When they walked out together the Captain from the cell had joined her father. He saluted the Redeemer and acknowledged Lizzie with a tip of his hat.
“Mr. Guerrero. Your daughter’s calm reasonableness has prevailed over my fearful protectiveness. Provided you get an early start taking my ‘offering of peace’ south…” The redeemer nodded at Lizzie. “Your daughter has convinced me to offer freedom to those of my people who wish to leave the safety of my City. She will continue south with them. You will have your cell phones returned to you. I’m afraid my basic distrust has only been reinforced by human behaviors since The Fall.”
Lizzie heard an odd emphasis on the word Fall. A religious significance, perhaps? The Redeemer was certainly a powerful personality. What had he done before “The Fall” had come?
“We will be ‘magnanimous’ with our peoples.”
Again the nod to Lizzie. He was charming. Probably sold cars. Lizzie watched her father’s response. It was tentative. He couldn’t quite trust the Redeemer either. But she could see him battling with himself over an appropriate response.
“Forgive me, your Excellence.
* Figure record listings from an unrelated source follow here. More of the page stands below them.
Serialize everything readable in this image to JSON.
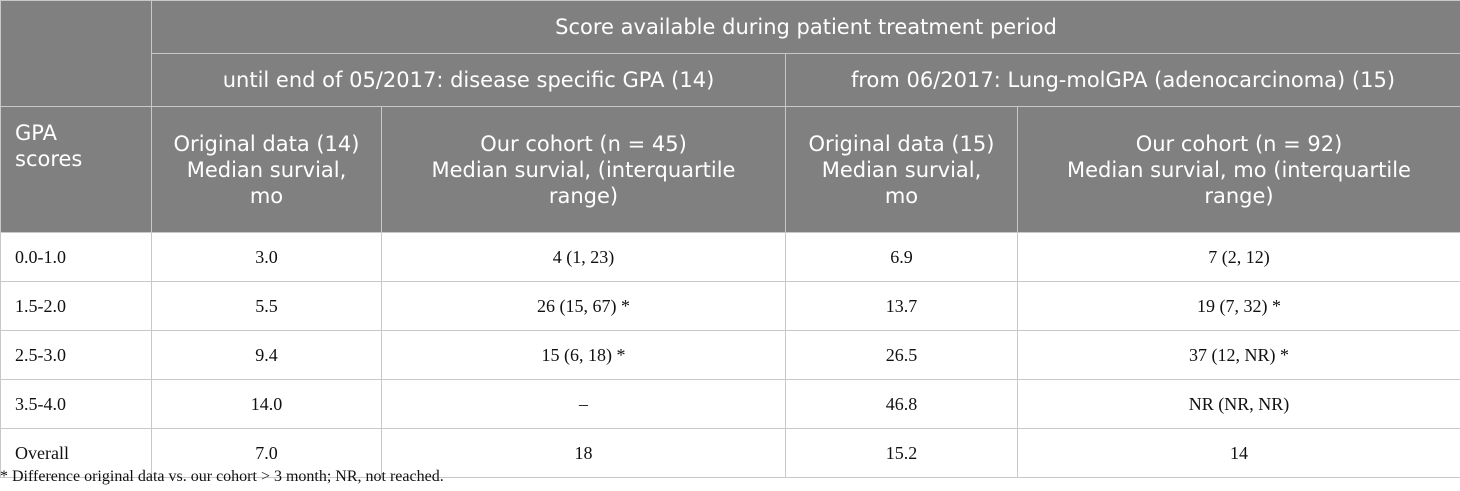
{
  "table": {
    "header": {
      "span_title": "Score available during patient treatment period",
      "group_left": "until end of 05/2017: disease specific GPA (14)",
      "group_right": "from 06/2017: Lung-molGPA (adenocarcinoma) (15)",
      "columns": [
        "GPA\nscores",
        "Original data (14)\nMedian survial,\nmo",
        "Our cohort (n = 45)\nMedian survial, (interquartile\nrange)",
        "Original data (15)\nMedian survial,\nmo",
        "Our cohort (n = 92)\nMedian survial, mo (interquartile\nrange)"
      ]
    },
    "rows": [
      [
        "0.0-1.0",
        "3.0",
        "4 (1, 23)",
        "6.9",
        "7 (2, 12)"
      ],
      [
        "1.5-2.0",
        "5.5",
        "26 (15, 67) *",
        "13.7",
        "19 (7, 32) *"
      ],
      [
        "2.5-3.0",
        "9.4",
        "15 (6, 18) *",
        "26.5",
        "37 (12, NR) *"
      ],
      [
        "3.5-4.0",
        "14.0",
        "–",
        "46.8",
        "NR (NR, NR)"
      ],
      [
        "Overall",
        "7.0",
        "18",
        "15.2",
        "14"
      ]
    ]
  },
  "footnote": "* Difference original data vs. our cohort > 3 month; NR, not reached."
}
How am I to trust you?”
“Through my deeds.” The Redeemer smiled. “Lizzie’s plan may rid me of troublemakers who will make it harder to shepherd my flock through the coming dark times. If the people who remain choose my protection, then all will be well.”
The Captain cleared his throat. “You are offering freedom to all who wish it?”
“For those whose reasons to leave outweigh their reasons to stay, Captain, yes. Many will choose to stay for the safety and protection I offer.” Their eyes locked together for a brief moment. “I will entrust you with ensuring that those wishing to leave are allowed to. We cannot offer them much in terms of supplies. Perhaps a school bus or two, depending on how many choose to leave.”
The Captain saluted. “I will begin work on it right away.”